Peter Oberg began studying the classical guitar at age 11, after having played the piano since he was 5 years old. He has continued his studies on and off since then, and has also studied music theory, jazz, and composition. After careers in boat building and furniture making, and a five-year period training and working as a piano tuner-technician, Mr. Oberg decided to combine his long-time love for the classical guitar and his 15 years of fine woodworking experience.

shopshotHe built his first guitar in Canada with David Freeman, and then served two consecutive apprenticeships after returning to California. The first was a one-year arrangement with Berkeley luthier Ervin Somogyi. Ervin is a consummate artist and luthier with a worldwide reputation, and a dry and clever wit that was not wasted on his humble apprentice. His aesthetic sensibilities and innovative approach to guitar making were a strong influence on Mr. Oberg.

After this Peter and his wife moved to Washington State where he spent almost two years working full-time in the workshop of Robert Ruck. Together they built about 65 guitars, during which time Mr. Oberg was forced to raise his woodworking skills to another level. Mr. Ruck has built over 900 instruments, and performing artists play his guitars all over the world. Mr. Oberg was able to study instruments from the great luthiers of the past and present while working with Robert, and to date is the only person to have worked with Mr. Ruck on a full-time basis for an extended period of time. He owes a special gratitude to Robert, who changed his concept of the potential of the classical guitar, and shared generously of his knowledge and experience.

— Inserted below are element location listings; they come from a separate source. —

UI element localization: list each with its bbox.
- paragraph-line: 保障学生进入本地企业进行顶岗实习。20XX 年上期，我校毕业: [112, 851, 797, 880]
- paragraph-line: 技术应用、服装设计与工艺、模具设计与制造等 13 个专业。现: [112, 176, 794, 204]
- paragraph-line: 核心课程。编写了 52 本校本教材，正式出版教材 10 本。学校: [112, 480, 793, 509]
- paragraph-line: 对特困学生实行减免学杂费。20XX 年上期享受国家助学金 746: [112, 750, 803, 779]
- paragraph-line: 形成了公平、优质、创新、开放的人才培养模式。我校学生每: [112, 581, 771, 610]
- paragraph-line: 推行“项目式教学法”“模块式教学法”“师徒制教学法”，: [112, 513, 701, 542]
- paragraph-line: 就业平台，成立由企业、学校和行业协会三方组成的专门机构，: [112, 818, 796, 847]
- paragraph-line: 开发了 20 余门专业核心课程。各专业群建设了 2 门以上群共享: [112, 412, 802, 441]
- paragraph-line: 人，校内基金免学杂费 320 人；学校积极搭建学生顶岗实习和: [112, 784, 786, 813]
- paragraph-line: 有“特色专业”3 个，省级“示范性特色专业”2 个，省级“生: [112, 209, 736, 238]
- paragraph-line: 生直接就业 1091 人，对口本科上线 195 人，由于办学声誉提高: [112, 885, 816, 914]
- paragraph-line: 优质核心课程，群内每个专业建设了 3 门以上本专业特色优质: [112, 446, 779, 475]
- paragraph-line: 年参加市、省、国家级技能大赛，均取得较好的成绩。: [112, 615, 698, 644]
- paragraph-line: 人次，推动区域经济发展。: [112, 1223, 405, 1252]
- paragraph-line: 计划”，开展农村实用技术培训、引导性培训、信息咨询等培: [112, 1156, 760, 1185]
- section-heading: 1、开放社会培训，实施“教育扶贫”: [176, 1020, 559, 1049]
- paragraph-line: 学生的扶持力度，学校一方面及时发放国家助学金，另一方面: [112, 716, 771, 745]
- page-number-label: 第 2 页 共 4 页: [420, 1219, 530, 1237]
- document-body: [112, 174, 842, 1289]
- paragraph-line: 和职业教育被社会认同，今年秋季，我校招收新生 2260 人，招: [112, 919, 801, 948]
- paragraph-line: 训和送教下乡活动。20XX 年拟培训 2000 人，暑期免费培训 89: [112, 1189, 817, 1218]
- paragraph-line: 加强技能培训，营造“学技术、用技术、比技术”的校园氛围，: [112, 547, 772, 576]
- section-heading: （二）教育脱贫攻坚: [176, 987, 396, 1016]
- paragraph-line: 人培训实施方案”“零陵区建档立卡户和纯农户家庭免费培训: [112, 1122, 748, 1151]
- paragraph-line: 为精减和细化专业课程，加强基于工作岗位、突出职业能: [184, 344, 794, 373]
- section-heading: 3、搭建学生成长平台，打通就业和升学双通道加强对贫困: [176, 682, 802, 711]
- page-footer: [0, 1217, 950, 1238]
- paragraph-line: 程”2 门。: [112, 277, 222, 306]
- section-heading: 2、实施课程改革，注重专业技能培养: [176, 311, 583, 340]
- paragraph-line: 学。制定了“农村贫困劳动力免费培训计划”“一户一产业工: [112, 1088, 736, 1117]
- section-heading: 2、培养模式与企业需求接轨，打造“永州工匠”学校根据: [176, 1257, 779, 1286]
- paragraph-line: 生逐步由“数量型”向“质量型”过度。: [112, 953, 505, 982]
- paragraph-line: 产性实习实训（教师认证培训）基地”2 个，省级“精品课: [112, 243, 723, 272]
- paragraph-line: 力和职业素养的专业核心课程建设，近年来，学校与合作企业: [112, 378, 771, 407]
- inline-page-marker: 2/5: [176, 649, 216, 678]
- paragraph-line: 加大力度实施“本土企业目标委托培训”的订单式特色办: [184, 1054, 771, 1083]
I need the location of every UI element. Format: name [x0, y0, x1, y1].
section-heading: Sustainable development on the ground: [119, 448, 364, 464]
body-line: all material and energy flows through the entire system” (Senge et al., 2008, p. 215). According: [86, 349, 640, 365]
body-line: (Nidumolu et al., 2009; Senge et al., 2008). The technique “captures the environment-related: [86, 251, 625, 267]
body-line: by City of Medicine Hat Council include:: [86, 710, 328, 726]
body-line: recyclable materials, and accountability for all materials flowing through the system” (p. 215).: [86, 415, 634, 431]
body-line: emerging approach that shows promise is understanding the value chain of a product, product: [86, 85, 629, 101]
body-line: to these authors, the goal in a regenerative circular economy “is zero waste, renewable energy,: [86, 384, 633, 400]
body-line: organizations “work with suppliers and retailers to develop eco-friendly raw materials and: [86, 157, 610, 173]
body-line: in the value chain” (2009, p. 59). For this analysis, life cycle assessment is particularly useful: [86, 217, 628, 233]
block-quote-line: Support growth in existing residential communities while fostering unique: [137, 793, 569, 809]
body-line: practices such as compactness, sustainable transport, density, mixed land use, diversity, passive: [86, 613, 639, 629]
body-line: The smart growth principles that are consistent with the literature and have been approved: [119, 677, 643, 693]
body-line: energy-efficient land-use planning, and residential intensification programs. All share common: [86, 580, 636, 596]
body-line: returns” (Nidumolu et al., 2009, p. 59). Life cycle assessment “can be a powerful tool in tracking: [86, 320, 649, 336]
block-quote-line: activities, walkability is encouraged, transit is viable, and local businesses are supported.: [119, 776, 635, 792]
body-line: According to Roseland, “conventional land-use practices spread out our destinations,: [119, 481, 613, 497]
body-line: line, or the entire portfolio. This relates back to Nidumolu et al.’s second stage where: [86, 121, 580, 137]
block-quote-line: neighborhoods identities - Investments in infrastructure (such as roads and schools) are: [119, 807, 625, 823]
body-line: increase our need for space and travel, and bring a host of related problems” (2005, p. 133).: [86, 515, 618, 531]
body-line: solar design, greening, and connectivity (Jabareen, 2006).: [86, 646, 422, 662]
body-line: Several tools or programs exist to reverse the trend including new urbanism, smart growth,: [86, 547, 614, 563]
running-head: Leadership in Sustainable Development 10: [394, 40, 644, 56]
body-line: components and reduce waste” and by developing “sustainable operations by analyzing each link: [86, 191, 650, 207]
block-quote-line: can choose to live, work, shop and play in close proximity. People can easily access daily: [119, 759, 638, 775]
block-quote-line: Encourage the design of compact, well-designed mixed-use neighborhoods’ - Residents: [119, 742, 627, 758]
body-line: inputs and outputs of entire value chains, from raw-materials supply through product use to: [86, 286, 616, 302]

Peter works in a one-man shop in San Diego, California, building guitars one or two at a time from materials culled over a period of many years. He is an active member of the Guild of American Luthiers and the Guitar Foundation of America, and has exhibited his instruments at the annual GFA convention, the Healdsburg Guitar Festival, and the La Guitarra Festival in San Luis Obispo, California. His accomplished woodworking skills and keen sense of musicality, tone color, and acoustical properties have created a growing demand for his guitars in the United States, Canada, and in Europe.

Quoting Peter, “Building fine classical guitars is an extremely challenging and rewarding occupation. From the onset of a project I envision the final product, the sound it will make when first strung up, and the potential of the sound as the guitar breaks in. Even with the confidence that the guitar will sound as I have intended there is always a moment of trepidation, of brief anxiety before the first note is sounded. It always seems a remarkable thing that the instrument can sing, can become a voice for the player to express the depth of their ideas and consciousness. It is continually encouraging to know that I am creating something that will add beauty to the world.

Notes played on a fine guitar have a life of their own, as they radiate out falling on peoples’ ears and moving their emotions, but when and where does the energy of those notes stop? I believe there is an engaging philosophical discussion to be had surrounding this concept, but I’ll leave that until such time as we meet, and have the opportunity to discuss the beauty and esoteric nature of music.

As a musician, composer, woodworker, and inquiring mind, I find building classical guitars to be the most engaging endeavor of my life. It is equal parts demanding and rewarding. It is a marvelous thing to see various bits and pieces of wood transform into a musical instrument. I hope you’ll consider working with me to build a guitar that will allow you to reach your highest musical aspirations.”

  • extracted from Peter’s site.

I am so looking forward to having Peter’s work here in the gallery.  His guitar is exquisite, powerful, clear voiced and a driver of your music.  I am thoroughly enjoying my time with #132, looking forward to more of his work in the coming years.